The services are real Go code with real interfaces. The same code you’d write by hand, generated in 30 seconds instead of 3 hours.
The barrier to microservices has always been ceremony. Proto definitions, handler scaffolding, service registration, build systems — hours of work before you can test a single endpoint.
The deeper problem was coordination. Services need to talk to each other, and every pattern for that (sagas, choreography, service mesh) adds complexity. Teams spend more time on infrastructure than on business logic.
micro run --prompt solves both. The AI handles the ceremony. The agent handles the coordination.
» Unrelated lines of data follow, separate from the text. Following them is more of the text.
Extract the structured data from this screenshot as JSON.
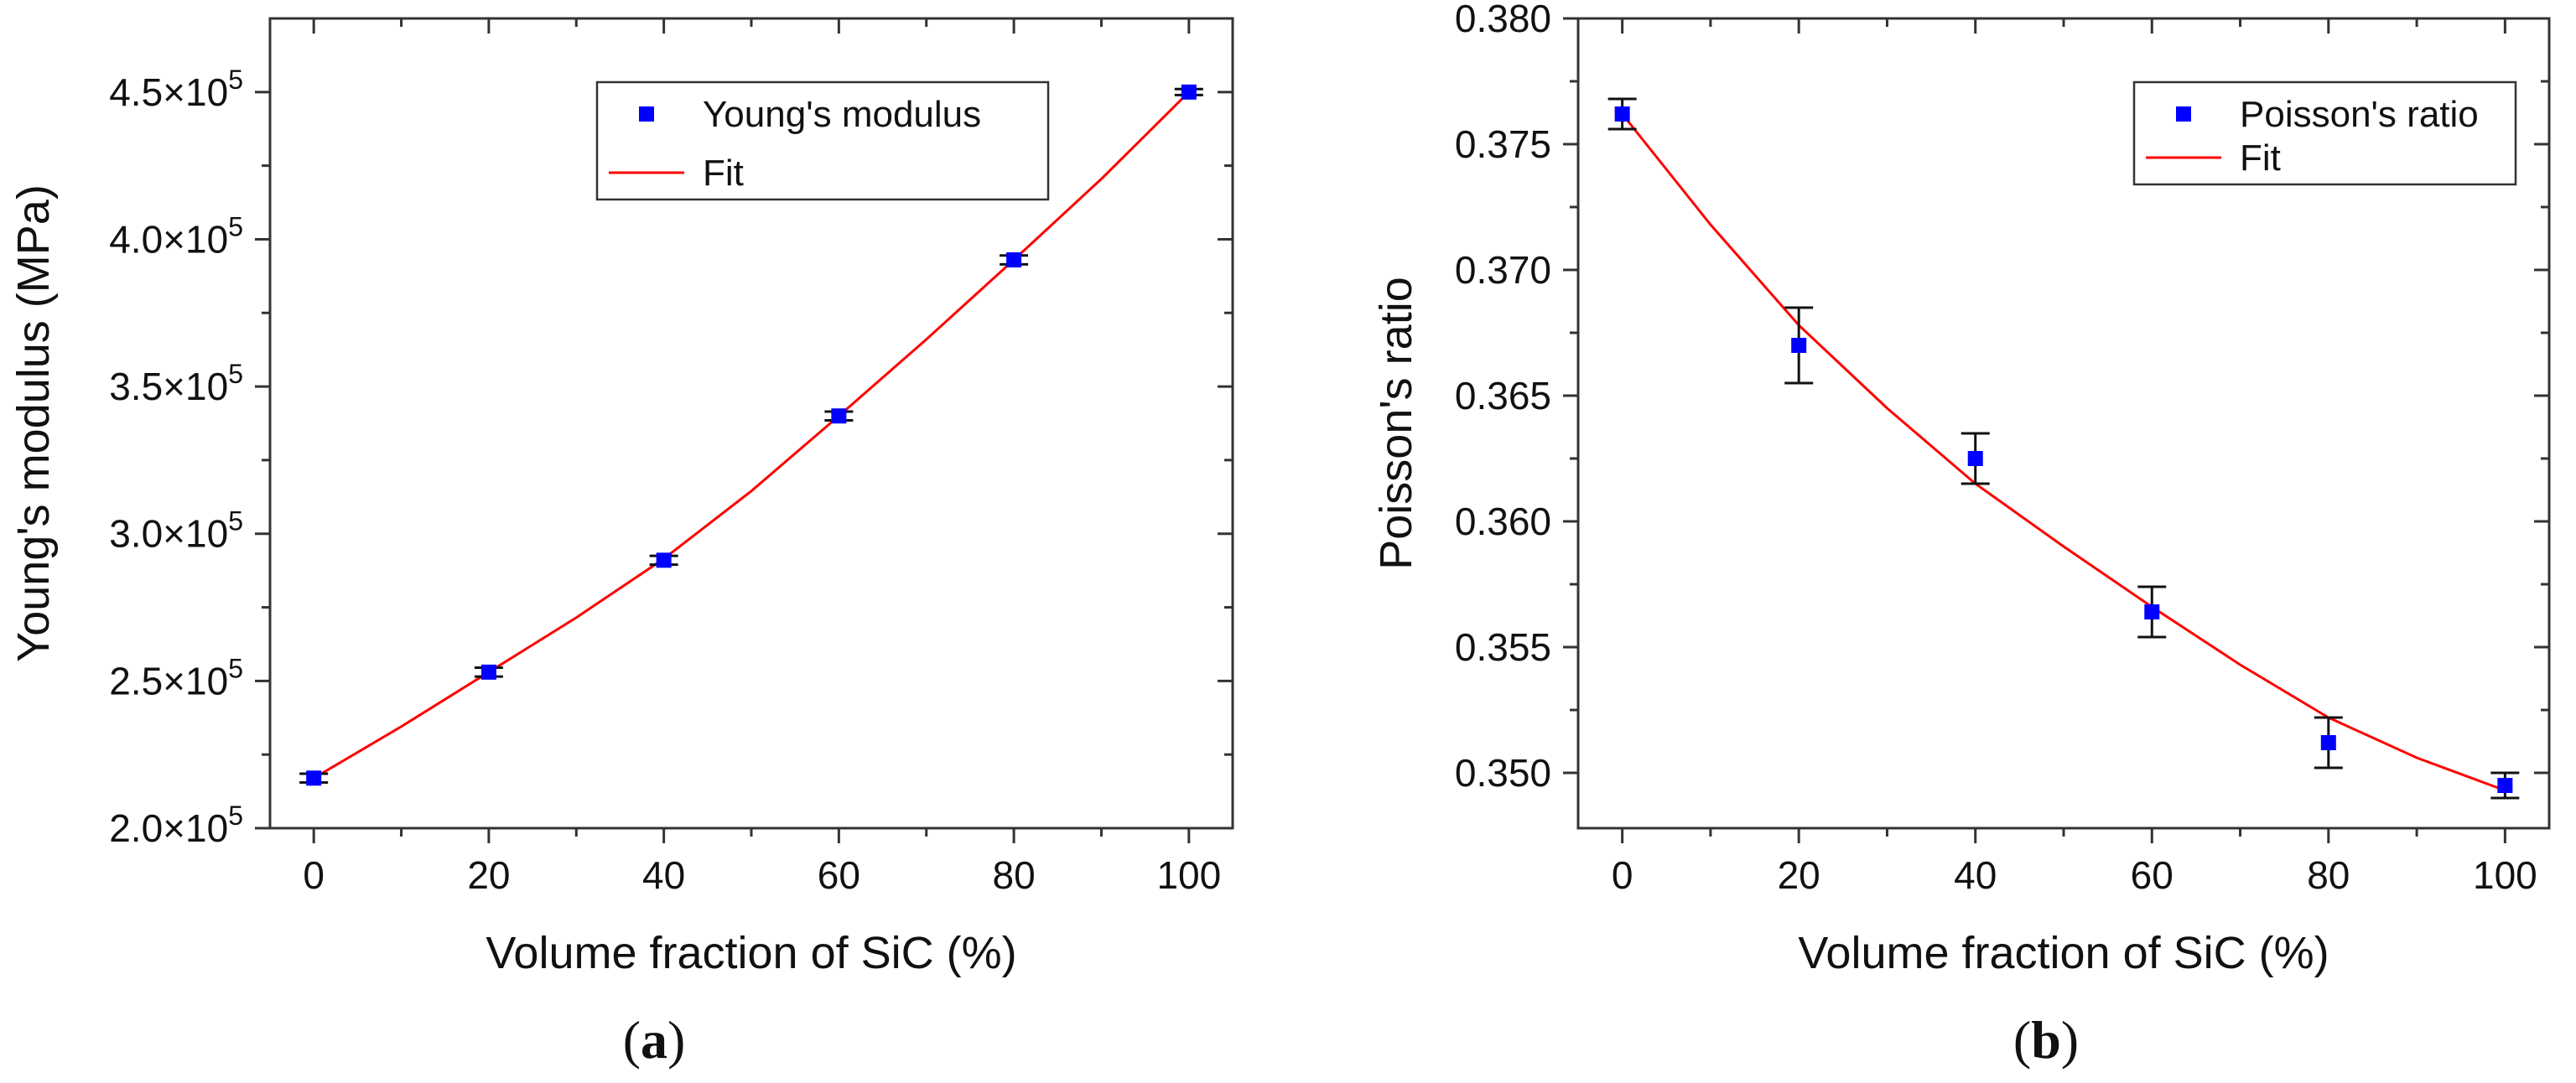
{
  "chart_data": [
    {
      "panel_label": "(a)",
      "type": "scatter",
      "xlabel": "Volume fraction of SiC (%)",
      "ylabel": "Young's modulus (MPa)",
      "xlim": [
        -5,
        105
      ],
      "ylim": [
        200000,
        475000
      ],
      "x_ticks": [
        0,
        20,
        40,
        60,
        80,
        100
      ],
      "x_tick_labels": [
        "0",
        "20",
        "40",
        "60",
        "80",
        "100"
      ],
      "y_ticks": [
        200000,
        250000,
        300000,
        350000,
        400000,
        450000
      ],
      "y_tick_labels": [
        {
          "mantissa": "2.0",
          "times": "×10",
          "exp": "5"
        },
        {
          "mantissa": "2.5",
          "times": "×10",
          "exp": "5"
        },
        {
          "mantissa": "3.0",
          "times": "×10",
          "exp": "5"
        },
        {
          "mantissa": "3.5",
          "times": "×10",
          "exp": "5"
        },
        {
          "mantissa": "4.0",
          "times": "×10",
          "exp": "5"
        },
        {
          "mantissa": "4.5",
          "times": "×10",
          "exp": "5"
        }
      ],
      "legend_position": "top-right",
      "series": [
        {
          "name": "Young's modulus",
          "kind": "points",
          "marker": "square",
          "color": "#0000ff",
          "x": [
            0,
            20,
            40,
            60,
            80,
            100
          ],
          "y": [
            217000,
            253000,
            291000,
            340000,
            393000,
            450000
          ],
          "err": [
            1500,
            1500,
            1500,
            1500,
            1500,
            1000
          ]
        },
        {
          "name": "Fit",
          "kind": "line",
          "color": "#ff0000",
          "x": [
            0,
            10,
            20,
            30,
            40,
            50,
            60,
            70,
            80,
            90,
            100
          ],
          "y": [
            217000,
            234500,
            253000,
            271500,
            291500,
            314500,
            340000,
            366000,
            393000,
            420500,
            450000
          ]
        }
      ]
    },
    {
      "panel_label": "(b)",
      "type": "scatter",
      "xlabel": "Volume fraction of SiC (%)",
      "ylabel": "Poisson's ratio",
      "xlim": [
        -5,
        105
      ],
      "ylim": [
        0.3478,
        0.38
      ],
      "x_ticks": [
        0,
        20,
        40,
        60,
        80,
        100
      ],
      "x_tick_labels": [
        "0",
        "20",
        "40",
        "60",
        "80",
        "100"
      ],
      "y_ticks": [
        0.35,
        0.355,
        0.36,
        0.365,
        0.37,
        0.375,
        0.38
      ],
      "y_tick_labels": [
        "0.350",
        "0.355",
        "0.360",
        "0.365",
        "0.370",
        "0.375",
        "0.380"
      ],
      "legend_position": "top-right",
      "series": [
        {
          "name": "Poisson's ratio",
          "kind": "points",
          "marker": "square",
          "color": "#0000ff",
          "x": [
            0,
            20,
            40,
            60,
            80,
            100
          ],
          "y": [
            0.3762,
            0.367,
            0.3625,
            0.3564,
            0.3512,
            0.3495
          ],
          "err": [
            0.0006,
            0.0015,
            0.001,
            0.001,
            0.001,
            0.0005
          ]
        },
        {
          "name": "Fit",
          "kind": "line",
          "color": "#ff0000",
          "x": [
            0,
            10,
            20,
            30,
            40,
            50,
            60,
            70,
            80,
            90,
            100
          ],
          "y": [
            0.3762,
            0.3718,
            0.3678,
            0.3645,
            0.3615,
            0.359,
            0.3566,
            0.3543,
            0.3522,
            0.3506,
            0.3493
          ]
        }
      ]
    }
  ]
}
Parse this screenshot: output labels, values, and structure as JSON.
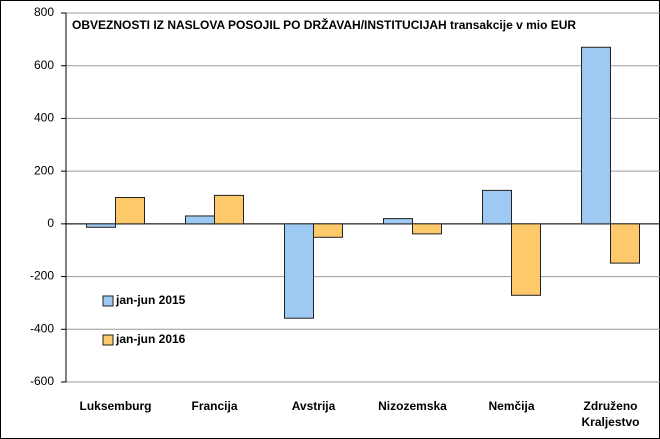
{
  "chart_data": {
    "type": "bar",
    "title": "OBVEZNOSTI IZ NASLOVA POSOJIL PO DRŽAVAH/INSTITUCIJAH transakcije v mio EUR",
    "categories": [
      "Luksemburg",
      "Francija",
      "Avstrija",
      "Nizozemska",
      "Nemčija",
      "Združeno Kraljestvo"
    ],
    "series": [
      {
        "name": "jan-jun 2015",
        "color": "#9dc9f2",
        "values": [
          -13,
          30,
          -358,
          20,
          127,
          670
        ]
      },
      {
        "name": "jan-jun 2016",
        "color": "#fdc96b",
        "values": [
          100,
          108,
          -51,
          -38,
          -271,
          -149
        ]
      }
    ],
    "ylim": [
      -600,
      800
    ],
    "yticks": [
      -600,
      -400,
      -200,
      0,
      200,
      400,
      600,
      800
    ],
    "grid": true
  }
}
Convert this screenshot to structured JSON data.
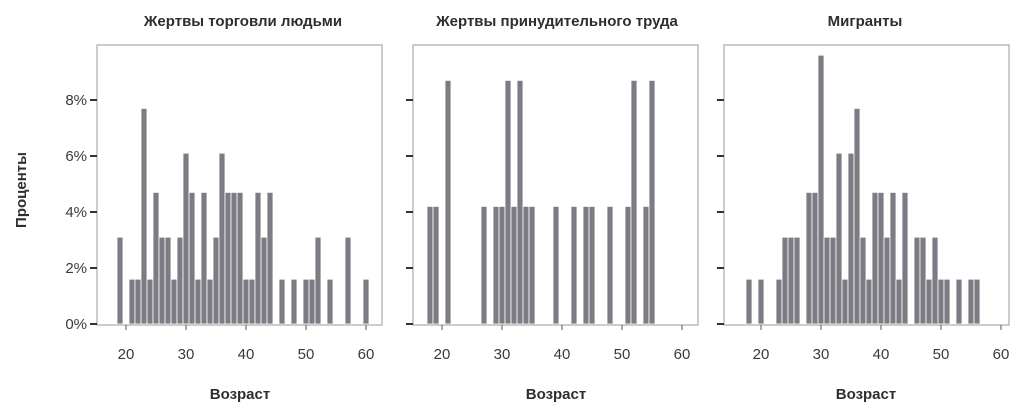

You handle the domain.
micro run --prompt "an order system for dropshipping"
micro chat --provider anthropic
> Place an order for 5 units of SKU-123 shipping to London
That’s a running system. Not a prototype. Not a demo. Services you can deploy, iterate on, and scale.
go install go-micro.dev/v5/cmd/micro@latest
micro run --prompt "a task management system" --provider anthropic
micro chat --provider anthropic
The future of microservices isn’t fewer services. It’s making them so easy to create and compose that the architecture disappears. Services become tools. The agent becomes the interface. You focus on what matters: the domain.